The video shot over the Palongkhali area on Monday shows refugees arriving by boat and walking through flooded fields.
They join more than 500,000 Rohingya Muslims who have fled Burma since 25 August, when coordinated attacks by militants of the Arakan Rohingya Salvation Army (ARSA) sparked a ferocious military response, with the fleeing people accusing security forces of arson, killings and rape.
Burma rejects UN accusations of ethnic cleansing and has labelled ARSA militants as terrorists, who have killed civilians and burnt villages.
The European Union said on Monday it would suspend invitations to the Burma Army’s senior generals “in the light of the disproportionate use of force carried out by the security forces.”
A statement issued after a meeting of EU foreign ministers also called for thorough investigation of “credible allegations of serious human rights violations and abuses.”
Not everyone made it to Bangladesh alive on Monday.
Several kilometres to the south of Palongkhali, a boat carrying scores of refugees sank at dawn, killing at least 12 and leaving 35 missing. There were 21 survivors, Bangladesh authorities said.

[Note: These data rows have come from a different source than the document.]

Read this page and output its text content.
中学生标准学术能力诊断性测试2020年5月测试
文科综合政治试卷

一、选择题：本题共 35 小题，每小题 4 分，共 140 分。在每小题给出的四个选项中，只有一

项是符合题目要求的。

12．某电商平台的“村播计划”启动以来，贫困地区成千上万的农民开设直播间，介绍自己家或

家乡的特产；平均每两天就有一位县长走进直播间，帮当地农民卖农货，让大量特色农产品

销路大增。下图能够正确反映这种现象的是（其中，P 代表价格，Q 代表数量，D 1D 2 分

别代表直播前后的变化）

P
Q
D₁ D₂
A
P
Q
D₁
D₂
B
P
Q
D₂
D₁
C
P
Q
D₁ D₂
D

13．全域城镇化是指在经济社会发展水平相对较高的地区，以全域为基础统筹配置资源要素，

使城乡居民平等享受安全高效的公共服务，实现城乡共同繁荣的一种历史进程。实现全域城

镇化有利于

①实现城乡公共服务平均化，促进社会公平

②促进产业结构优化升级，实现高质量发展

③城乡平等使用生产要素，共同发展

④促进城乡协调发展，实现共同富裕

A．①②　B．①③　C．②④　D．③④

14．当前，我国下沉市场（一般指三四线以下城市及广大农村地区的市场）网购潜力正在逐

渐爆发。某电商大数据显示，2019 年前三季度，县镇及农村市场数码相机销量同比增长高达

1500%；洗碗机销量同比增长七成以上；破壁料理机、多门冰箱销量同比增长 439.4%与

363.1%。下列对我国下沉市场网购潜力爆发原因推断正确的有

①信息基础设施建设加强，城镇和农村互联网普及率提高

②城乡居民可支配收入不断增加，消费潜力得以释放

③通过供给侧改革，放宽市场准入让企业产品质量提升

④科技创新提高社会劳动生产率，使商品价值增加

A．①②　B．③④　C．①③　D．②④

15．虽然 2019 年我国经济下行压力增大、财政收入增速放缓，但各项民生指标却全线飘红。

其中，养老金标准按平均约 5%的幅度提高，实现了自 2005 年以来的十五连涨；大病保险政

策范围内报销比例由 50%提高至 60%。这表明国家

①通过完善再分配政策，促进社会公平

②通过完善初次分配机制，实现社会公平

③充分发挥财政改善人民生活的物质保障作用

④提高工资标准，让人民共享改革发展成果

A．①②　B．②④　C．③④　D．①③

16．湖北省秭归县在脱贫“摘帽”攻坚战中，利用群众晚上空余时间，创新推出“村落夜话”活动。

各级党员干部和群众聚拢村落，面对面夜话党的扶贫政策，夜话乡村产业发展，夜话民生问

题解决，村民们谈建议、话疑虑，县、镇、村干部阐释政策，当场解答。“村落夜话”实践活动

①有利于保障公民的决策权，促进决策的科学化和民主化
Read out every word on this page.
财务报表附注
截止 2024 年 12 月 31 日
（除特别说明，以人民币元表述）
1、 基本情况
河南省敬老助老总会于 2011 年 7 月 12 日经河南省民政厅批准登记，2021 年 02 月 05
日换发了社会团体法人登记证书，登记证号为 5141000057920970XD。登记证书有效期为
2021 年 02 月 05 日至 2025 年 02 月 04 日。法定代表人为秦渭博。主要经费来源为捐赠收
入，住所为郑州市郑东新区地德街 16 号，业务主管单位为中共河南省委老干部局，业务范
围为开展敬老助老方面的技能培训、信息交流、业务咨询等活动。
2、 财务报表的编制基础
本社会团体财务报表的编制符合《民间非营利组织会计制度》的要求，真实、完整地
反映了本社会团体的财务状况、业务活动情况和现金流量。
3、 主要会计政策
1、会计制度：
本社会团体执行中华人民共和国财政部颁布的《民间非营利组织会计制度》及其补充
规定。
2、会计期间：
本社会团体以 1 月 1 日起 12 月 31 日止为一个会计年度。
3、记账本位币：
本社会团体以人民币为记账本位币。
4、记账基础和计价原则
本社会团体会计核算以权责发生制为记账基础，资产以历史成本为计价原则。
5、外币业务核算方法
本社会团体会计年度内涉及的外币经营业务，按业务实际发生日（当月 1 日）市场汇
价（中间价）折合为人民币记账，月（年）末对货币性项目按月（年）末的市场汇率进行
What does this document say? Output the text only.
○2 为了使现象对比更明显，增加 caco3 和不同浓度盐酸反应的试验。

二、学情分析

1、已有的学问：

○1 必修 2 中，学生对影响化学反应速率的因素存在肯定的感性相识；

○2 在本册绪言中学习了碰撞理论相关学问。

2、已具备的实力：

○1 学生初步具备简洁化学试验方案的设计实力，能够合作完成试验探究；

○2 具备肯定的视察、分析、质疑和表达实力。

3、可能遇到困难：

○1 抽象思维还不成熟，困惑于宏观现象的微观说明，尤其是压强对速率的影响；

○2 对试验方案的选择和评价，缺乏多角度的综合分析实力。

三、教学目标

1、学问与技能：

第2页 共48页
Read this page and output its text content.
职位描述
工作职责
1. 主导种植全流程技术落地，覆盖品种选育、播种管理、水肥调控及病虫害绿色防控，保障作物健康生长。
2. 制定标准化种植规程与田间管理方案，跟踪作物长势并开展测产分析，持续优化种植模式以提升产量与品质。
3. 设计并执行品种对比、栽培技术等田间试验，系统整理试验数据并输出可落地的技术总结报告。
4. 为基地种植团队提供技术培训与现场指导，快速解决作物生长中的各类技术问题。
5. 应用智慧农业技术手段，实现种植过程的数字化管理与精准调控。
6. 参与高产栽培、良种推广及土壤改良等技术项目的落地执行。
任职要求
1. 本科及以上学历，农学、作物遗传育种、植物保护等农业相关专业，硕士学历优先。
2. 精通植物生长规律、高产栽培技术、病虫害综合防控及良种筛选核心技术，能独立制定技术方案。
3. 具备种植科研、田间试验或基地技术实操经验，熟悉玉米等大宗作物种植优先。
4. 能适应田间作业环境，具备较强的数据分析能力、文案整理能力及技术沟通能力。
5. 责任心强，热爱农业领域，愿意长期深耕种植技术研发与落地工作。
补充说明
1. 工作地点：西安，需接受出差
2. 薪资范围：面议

“So far 12 bodies, including six children and four women, have been recovered,” said police official Moinuddin Khan.
Bangladesh border guards told Reuters the boat sank because it was overloaded with refugees, who pay exorbitant fees to cross the Naf River, a natural border with Burma in the Cox’s Bazar region of Bangladesh.
Refugees who survived the perilous journey said they were driven out by hunger because food markets in Burma’s western Arakan State have been shut and aid deliveries restricted. They also reported attacks by the military and Arakanese Buddhist mobs.
The influx will worsen the unprecedented humanitarian emergency unfolding in Cox’s Bazar, where aid workers are struggling to provide refugees with food, clean water and shelter.
On Monday, the Red Cross opened a field hospital as big as two football fields, with 60 beds, three wards, an operating theatre, a delivery suite with maternity ward and a psycho-social support unit.
Hundreds of thousands of Rohingya had already been in Bangladesh after fleeing previous spasms of violence in Burma, where they have long been denied citizenship and faced curbs on their movements and access to basic services.
“We fled from our home because we had nothing to eat in my village,” said Jarhni Ahlong, a 28-year-old Rohingya man from the southern region of Buthidaung, who had been stranded on the Burma side of the Naf River for a week, waiting to cross.
From the thousands gathered there awaiting an opportunity to escape, about 400 paid roughly $50 each to flee on nine or 10 boats on Monday morning, he added.
“I think if we go to Bangladesh we can get food,” he said.